There is such a stigma still associated with needing ‘head meds’ or counseling that a lot of people never get the help they need. Our heads can get just as upset as a sour stomach. If you’ve ever lived with chronic heartburn, imagine your brain living with chronic chemical imbalance. You stay upset or worried and it resets your fight or flight response to higher and higher defaults until you live your life on adrenaline and glucose and all kinds of chemicals regularly shooting through your brain that wouldn’t be happening if you were calm and relaxed. Resetting your brain chemicals is as difficult for some people as losing weight, you can’t just will power your way through it without first understanding what is really going on.

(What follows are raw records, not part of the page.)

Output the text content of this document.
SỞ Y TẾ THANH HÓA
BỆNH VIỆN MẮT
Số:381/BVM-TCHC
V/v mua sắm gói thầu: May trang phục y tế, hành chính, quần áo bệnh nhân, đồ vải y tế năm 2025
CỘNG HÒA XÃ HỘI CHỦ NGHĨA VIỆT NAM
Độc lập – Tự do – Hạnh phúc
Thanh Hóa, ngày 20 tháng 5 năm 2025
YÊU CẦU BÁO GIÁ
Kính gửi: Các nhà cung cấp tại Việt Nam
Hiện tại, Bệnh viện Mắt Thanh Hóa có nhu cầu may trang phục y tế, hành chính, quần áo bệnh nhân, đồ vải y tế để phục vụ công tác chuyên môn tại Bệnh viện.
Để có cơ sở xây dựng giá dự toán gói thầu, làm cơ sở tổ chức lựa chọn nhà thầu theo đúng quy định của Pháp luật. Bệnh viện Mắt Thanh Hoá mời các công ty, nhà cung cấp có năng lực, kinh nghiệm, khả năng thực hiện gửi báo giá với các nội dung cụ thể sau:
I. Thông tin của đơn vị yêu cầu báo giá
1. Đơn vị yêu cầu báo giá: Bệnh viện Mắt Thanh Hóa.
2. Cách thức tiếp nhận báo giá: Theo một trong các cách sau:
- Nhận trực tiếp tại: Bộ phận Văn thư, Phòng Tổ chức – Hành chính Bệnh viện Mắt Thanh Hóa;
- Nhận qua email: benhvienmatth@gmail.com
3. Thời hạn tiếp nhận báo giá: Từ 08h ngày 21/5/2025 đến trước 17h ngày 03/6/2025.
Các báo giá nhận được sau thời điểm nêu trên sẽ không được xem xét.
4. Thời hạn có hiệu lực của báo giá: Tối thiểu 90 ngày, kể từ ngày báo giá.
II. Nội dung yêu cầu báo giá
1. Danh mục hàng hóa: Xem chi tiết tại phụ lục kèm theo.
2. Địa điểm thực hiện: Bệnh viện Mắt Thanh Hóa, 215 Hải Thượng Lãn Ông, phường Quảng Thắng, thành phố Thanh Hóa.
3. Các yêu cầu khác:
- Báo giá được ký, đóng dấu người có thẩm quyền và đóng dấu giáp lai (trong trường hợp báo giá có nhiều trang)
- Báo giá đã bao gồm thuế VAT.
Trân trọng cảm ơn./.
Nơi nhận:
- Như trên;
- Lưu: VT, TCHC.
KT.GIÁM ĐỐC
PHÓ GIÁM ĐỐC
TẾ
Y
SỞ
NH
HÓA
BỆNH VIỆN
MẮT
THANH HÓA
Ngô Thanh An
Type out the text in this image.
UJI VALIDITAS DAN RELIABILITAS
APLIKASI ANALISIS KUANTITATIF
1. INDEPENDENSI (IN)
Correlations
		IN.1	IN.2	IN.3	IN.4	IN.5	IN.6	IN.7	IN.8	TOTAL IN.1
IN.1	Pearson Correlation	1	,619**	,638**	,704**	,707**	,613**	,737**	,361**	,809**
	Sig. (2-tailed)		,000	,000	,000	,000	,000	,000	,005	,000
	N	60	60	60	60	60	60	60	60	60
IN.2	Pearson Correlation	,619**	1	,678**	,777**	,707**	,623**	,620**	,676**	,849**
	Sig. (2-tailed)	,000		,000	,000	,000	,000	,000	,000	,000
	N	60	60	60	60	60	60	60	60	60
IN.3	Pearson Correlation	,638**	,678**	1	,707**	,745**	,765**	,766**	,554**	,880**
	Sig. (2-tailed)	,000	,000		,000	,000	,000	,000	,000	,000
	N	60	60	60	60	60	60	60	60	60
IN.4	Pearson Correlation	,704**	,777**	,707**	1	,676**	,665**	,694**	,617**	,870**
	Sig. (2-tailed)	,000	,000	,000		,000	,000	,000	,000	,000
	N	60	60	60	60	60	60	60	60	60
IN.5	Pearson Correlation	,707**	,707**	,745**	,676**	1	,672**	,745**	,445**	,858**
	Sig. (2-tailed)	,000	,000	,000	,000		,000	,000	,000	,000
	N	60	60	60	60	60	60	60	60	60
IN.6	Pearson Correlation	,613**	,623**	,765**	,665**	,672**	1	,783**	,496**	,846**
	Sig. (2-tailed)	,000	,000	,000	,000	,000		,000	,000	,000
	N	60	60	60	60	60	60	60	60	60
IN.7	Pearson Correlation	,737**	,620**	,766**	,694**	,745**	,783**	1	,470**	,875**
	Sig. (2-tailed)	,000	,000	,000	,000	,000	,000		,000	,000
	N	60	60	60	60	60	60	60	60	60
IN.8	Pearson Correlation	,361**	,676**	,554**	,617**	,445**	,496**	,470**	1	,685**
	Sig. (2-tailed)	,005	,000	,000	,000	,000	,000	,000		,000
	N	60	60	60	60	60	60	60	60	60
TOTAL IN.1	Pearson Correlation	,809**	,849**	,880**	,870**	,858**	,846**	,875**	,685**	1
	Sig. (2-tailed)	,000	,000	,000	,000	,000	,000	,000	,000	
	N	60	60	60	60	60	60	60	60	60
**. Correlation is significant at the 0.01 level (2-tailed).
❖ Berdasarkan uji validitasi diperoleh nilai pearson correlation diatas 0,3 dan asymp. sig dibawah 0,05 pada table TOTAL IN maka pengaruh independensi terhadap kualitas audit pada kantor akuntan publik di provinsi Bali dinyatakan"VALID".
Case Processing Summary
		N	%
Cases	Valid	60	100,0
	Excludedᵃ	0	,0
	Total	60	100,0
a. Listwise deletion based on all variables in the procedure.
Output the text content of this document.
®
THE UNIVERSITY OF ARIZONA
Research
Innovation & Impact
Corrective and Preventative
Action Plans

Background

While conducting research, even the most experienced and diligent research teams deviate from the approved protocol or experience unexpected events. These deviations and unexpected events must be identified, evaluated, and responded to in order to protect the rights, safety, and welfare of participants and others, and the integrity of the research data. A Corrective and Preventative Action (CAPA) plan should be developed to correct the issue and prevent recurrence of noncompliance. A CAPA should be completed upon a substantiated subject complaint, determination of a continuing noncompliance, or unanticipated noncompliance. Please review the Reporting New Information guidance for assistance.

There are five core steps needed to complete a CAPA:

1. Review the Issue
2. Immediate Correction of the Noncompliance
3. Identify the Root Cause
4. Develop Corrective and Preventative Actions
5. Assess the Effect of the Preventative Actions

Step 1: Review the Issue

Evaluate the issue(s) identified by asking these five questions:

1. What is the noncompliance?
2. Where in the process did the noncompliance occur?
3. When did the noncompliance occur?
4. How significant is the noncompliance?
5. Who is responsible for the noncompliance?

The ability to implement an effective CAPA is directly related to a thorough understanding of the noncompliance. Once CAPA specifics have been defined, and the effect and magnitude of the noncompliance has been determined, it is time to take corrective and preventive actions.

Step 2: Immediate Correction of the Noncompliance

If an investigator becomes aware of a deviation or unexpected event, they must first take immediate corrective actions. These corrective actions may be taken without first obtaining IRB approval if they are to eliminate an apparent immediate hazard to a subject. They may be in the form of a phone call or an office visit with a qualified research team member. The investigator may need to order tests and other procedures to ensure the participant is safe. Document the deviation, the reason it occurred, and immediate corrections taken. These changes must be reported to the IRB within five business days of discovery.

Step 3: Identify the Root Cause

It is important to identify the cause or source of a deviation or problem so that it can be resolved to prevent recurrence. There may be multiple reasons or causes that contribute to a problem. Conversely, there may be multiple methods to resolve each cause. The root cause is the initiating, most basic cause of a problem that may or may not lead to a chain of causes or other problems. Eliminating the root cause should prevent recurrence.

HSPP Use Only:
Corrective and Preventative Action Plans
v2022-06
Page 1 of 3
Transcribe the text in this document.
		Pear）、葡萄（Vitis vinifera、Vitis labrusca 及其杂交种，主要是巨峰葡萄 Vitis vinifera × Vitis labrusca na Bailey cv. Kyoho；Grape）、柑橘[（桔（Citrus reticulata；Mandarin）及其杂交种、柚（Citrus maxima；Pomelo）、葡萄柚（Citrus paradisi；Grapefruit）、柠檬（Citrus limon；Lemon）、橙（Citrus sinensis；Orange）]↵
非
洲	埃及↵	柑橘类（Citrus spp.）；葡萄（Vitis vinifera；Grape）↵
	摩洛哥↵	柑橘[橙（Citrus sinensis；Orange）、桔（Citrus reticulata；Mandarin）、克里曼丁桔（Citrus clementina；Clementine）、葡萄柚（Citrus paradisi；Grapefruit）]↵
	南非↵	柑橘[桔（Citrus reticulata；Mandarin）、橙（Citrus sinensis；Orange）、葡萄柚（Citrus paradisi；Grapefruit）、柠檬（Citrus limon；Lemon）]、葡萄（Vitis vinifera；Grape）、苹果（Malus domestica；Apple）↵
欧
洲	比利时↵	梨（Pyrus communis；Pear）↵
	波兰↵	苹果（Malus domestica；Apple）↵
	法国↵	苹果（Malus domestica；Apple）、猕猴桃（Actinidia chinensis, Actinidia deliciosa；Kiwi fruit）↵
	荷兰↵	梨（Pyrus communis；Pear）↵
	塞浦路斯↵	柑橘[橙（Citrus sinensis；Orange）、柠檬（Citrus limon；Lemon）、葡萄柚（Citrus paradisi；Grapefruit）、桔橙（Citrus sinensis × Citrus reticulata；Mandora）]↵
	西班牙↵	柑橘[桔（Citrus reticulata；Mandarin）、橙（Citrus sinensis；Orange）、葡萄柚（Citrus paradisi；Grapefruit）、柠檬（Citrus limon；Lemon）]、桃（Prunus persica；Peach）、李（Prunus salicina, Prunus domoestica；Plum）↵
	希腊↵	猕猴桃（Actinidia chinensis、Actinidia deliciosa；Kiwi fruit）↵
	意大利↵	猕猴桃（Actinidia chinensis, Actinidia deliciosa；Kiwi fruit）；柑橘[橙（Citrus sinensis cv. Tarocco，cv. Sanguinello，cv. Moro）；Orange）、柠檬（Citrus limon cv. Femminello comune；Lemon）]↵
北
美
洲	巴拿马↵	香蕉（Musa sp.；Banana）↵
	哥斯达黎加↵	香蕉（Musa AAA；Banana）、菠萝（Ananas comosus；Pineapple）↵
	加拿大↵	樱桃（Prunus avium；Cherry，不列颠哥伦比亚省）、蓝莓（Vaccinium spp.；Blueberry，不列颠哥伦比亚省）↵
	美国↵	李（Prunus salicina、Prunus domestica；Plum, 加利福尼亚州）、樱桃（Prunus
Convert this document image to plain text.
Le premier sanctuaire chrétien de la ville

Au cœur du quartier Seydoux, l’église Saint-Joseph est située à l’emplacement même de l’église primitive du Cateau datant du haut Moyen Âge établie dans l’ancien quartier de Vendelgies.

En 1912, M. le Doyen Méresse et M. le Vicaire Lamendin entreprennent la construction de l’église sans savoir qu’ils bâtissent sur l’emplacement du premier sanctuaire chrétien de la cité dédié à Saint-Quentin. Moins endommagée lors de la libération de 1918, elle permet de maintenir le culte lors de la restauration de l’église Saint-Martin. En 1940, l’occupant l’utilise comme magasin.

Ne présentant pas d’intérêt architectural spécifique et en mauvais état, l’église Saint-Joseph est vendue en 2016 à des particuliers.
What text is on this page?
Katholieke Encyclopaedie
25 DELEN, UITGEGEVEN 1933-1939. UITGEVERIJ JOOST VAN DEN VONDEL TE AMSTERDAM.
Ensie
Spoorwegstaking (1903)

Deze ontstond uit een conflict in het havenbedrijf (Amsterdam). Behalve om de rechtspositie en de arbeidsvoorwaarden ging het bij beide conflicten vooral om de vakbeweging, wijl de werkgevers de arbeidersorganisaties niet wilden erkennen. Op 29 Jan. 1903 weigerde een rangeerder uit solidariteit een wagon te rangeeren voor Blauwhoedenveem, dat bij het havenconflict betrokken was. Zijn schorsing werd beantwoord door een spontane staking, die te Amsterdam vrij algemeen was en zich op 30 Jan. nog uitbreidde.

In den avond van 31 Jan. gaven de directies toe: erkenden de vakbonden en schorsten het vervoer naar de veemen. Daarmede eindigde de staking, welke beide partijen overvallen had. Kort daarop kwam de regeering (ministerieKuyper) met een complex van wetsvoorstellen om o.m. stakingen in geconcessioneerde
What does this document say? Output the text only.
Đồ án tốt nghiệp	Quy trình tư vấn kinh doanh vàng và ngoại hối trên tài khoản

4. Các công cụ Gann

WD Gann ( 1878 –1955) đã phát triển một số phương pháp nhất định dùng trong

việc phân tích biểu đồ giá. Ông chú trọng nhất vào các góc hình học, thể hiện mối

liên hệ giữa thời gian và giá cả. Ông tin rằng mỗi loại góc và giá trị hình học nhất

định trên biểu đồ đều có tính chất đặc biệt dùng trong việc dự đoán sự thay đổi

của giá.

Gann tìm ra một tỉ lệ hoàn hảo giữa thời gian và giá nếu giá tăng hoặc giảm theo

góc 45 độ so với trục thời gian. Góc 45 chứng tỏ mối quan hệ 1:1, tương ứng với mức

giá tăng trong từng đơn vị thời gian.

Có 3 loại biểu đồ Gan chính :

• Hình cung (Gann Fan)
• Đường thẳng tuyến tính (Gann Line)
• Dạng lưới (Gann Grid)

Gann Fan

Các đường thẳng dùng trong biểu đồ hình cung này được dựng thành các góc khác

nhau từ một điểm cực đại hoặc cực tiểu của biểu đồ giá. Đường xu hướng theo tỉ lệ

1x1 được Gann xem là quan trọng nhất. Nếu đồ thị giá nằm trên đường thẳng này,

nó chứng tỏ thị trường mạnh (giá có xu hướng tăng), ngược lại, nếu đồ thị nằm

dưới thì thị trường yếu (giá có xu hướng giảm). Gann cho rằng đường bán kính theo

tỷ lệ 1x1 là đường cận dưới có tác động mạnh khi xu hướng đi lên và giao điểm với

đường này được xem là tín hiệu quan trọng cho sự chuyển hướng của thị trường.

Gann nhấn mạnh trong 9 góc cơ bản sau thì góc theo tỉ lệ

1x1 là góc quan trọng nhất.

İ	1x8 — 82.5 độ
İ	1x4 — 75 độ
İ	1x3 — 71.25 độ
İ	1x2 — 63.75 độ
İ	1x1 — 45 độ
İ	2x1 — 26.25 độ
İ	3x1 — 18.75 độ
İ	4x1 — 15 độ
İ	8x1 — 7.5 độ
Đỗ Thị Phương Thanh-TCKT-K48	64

Drama is a way of life nowadays, isn’t it? Some people are so into drama they can’t seem to live without it, like they’re addicted. Well, they are! They need something to obsessively worry about or get angry over so they can keep pumping those chemicals into their brains. It’s every bit as addictive as alcohol and drugs, considering your brain is a pharmacy itself. Our brains and bodies produce drugs for us all the time, but those are intended to keep us alive when stuff gets hard, like human history used to be. And then we need other chemicals to make us feel better after all that high energy zapping, and that’s where we start self medicating. A lot of people sleep better after they drink coffee, which seems ironic. (Me…) We need a substance to trigger chain reactions to help us control how we feel, because we feel crummy if we don’t.

I tend to get carried away because typing words comes so easy for me, so let’s get back to my main point. Connect with people. Find people who accept YOU and will allow you the freedom to make some changes. If you don’t find these people in ‘real life’, find them on the internet. Twitter has been a godsend to me this year, I kid you not. I have gotten through so much stuff, thanks to friends interacting in real time on twitter. Social media is kind of a joke, but it’s real. There are real people all over this planet that you can reach out and touch now, and we are all resources of love and hope for each other if we do this right.

I’ve been using this song all week to float through the rough stuff. Find something meaningful for you and focus on it. And connect.